Thursday, September 27, 2012

It puts the seeds on both sides of the bagel or it gets the hose again

There are some things in life that seem so amazingly simple to me that I trick myself into believing that no one could possibly mess them up. Oh what a naive moron I am. People are so incompetent that they will always find a way to fuck up things that should be completely nonfuckupable. What is worse is that the majority of the time they don't even believe that they are making a mistake. Instead they will justify their jackassery by saying that they are "doing it their way" or "making it their own." Sorry friend, you are wrong. When you make a bagel with the toppings on one side it is because you are an incompetent fool.

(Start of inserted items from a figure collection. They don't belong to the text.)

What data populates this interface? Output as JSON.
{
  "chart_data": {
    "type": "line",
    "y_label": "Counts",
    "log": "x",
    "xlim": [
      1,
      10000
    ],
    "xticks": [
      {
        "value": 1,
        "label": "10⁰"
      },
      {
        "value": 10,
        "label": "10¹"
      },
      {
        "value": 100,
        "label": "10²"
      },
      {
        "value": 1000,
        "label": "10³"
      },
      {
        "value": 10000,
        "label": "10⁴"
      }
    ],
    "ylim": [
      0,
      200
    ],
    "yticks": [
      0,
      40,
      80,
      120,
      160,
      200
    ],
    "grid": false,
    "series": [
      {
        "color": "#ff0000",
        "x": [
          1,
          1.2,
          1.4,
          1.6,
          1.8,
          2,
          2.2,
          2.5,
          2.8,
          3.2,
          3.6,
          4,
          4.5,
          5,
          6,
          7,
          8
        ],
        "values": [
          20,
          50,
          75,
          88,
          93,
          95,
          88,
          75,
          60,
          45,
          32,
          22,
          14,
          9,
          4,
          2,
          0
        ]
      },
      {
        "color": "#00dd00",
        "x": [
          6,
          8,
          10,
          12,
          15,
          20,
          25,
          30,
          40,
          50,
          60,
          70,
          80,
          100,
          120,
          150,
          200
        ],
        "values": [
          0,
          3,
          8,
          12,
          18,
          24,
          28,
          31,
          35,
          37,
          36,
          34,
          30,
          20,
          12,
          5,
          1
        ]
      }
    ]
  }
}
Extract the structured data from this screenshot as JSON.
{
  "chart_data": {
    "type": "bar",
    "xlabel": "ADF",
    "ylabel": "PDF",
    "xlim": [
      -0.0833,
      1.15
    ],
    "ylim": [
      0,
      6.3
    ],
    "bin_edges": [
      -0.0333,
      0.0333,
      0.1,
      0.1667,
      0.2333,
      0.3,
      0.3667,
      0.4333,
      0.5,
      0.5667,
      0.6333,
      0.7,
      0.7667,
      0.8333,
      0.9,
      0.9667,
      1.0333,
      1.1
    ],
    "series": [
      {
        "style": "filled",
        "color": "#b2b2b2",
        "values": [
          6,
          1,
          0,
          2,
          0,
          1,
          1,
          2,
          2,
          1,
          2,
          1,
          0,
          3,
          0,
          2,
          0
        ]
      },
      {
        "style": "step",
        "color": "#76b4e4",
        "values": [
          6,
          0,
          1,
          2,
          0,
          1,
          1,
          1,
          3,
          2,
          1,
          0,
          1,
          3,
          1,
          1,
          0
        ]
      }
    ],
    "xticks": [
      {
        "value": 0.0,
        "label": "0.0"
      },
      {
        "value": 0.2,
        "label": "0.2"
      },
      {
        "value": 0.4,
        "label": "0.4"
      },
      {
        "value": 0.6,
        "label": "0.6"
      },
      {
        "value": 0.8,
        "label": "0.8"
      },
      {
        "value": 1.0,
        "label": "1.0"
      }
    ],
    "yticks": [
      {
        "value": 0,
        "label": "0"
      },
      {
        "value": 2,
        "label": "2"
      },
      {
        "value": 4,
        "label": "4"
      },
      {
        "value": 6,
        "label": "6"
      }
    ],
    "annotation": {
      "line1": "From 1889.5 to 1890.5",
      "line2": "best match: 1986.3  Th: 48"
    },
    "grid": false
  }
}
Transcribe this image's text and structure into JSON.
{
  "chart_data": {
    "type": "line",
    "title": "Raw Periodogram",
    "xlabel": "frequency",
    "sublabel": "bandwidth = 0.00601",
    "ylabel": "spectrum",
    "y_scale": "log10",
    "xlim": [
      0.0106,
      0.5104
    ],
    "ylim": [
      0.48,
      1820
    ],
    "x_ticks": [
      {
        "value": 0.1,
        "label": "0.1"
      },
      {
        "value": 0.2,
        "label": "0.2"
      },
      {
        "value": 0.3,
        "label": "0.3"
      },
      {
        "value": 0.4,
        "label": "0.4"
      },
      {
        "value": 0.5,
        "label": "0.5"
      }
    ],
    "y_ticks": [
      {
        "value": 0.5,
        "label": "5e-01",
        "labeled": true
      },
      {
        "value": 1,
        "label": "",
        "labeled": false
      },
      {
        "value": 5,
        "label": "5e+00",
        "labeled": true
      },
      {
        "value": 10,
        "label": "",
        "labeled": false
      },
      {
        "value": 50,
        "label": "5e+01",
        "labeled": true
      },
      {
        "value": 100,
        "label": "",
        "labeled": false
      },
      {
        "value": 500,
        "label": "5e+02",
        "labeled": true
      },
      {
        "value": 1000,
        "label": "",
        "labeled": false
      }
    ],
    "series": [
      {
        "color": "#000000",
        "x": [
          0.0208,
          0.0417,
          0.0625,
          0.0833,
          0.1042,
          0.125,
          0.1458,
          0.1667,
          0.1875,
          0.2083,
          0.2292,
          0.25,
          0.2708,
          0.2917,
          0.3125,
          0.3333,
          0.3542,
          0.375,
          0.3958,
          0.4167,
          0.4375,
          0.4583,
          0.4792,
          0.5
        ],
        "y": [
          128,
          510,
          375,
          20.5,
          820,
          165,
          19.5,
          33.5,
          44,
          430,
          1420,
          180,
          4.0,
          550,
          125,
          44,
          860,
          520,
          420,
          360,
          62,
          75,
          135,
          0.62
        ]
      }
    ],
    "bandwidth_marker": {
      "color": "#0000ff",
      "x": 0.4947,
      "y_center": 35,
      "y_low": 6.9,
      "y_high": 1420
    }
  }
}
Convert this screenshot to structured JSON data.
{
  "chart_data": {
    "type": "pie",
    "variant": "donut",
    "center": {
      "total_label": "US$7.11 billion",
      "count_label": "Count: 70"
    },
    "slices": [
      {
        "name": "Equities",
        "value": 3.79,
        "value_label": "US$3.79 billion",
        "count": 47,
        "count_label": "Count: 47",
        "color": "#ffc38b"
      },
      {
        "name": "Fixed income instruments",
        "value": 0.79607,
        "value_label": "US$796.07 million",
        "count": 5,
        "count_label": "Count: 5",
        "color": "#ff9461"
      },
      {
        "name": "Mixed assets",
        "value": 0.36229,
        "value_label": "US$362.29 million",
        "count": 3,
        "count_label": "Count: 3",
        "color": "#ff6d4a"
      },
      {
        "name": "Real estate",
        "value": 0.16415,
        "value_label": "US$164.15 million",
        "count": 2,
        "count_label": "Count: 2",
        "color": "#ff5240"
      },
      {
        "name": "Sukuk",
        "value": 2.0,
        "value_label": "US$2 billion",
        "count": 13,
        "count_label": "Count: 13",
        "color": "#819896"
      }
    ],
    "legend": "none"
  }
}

Growing up in Cali we frequented a bagel joint called Phil A Bagel. It was the greatest. The bagels were soft and had toppings on both sides. They were like heaven. I never knew that there could be such a thing as a bad bagel. Then I moved to Morris, IL and my world was rocked, there were no bagels. None. Sure, I was probably wrong for thinking that a rural town in the midwest would have the delicious breakfast treat of the Chosen. As far as I know there was only one Jewish family in Morris and for some selfish reason they didn't run a bagel shop. Jerks. It was a bad situation and I was forced into accepting mediocrity or worse when it came to bagels. 

When I lived in Chicago I found, with some help, a couple of places that made good bagels. Sadly all of these places were a pain in the ass to get to and Einstein Bros and Dunkin Donuts were so much closer. For years I would justify eating sub standard bagels by mumbling "better than no bagel." In retrospect it was sad how I compromised one of my core values; that bagels should be delicious. 

No longer will I compromise. As I sat here in Jersey City sipping an iced coffee (with ice cubes made of coffee! Holy shit!) and munching on the most delicious everything bagel that has ever been made on this Earth I came to the epiphany that I can't live the way I've been living. I will never settle again. I will only dine on the bagels of superior quality for the rest of my days. When I go out with a real estate agent who rambles on about the schools I will tell them to shut up and give me the lowdown on the bagel scene. When I venture back into the midwest and crave a bagel I will tell my stomach to pull it's head out of it's ass and order biscuits and gravy. And then I will wonder if my stomach has a head and an ass. 

From this day forward all of my bagels will have seeds on both sides. On this day I shall liberate myself from the tyranny and oppression of hard bagels with minimal toppings. I am going to scream out to the world that I will not go quietly into the night! I will not vanish without a fight! I'm going to live on! I'm going to survive! Today I celebrate my Independence Day (from bad bagels)!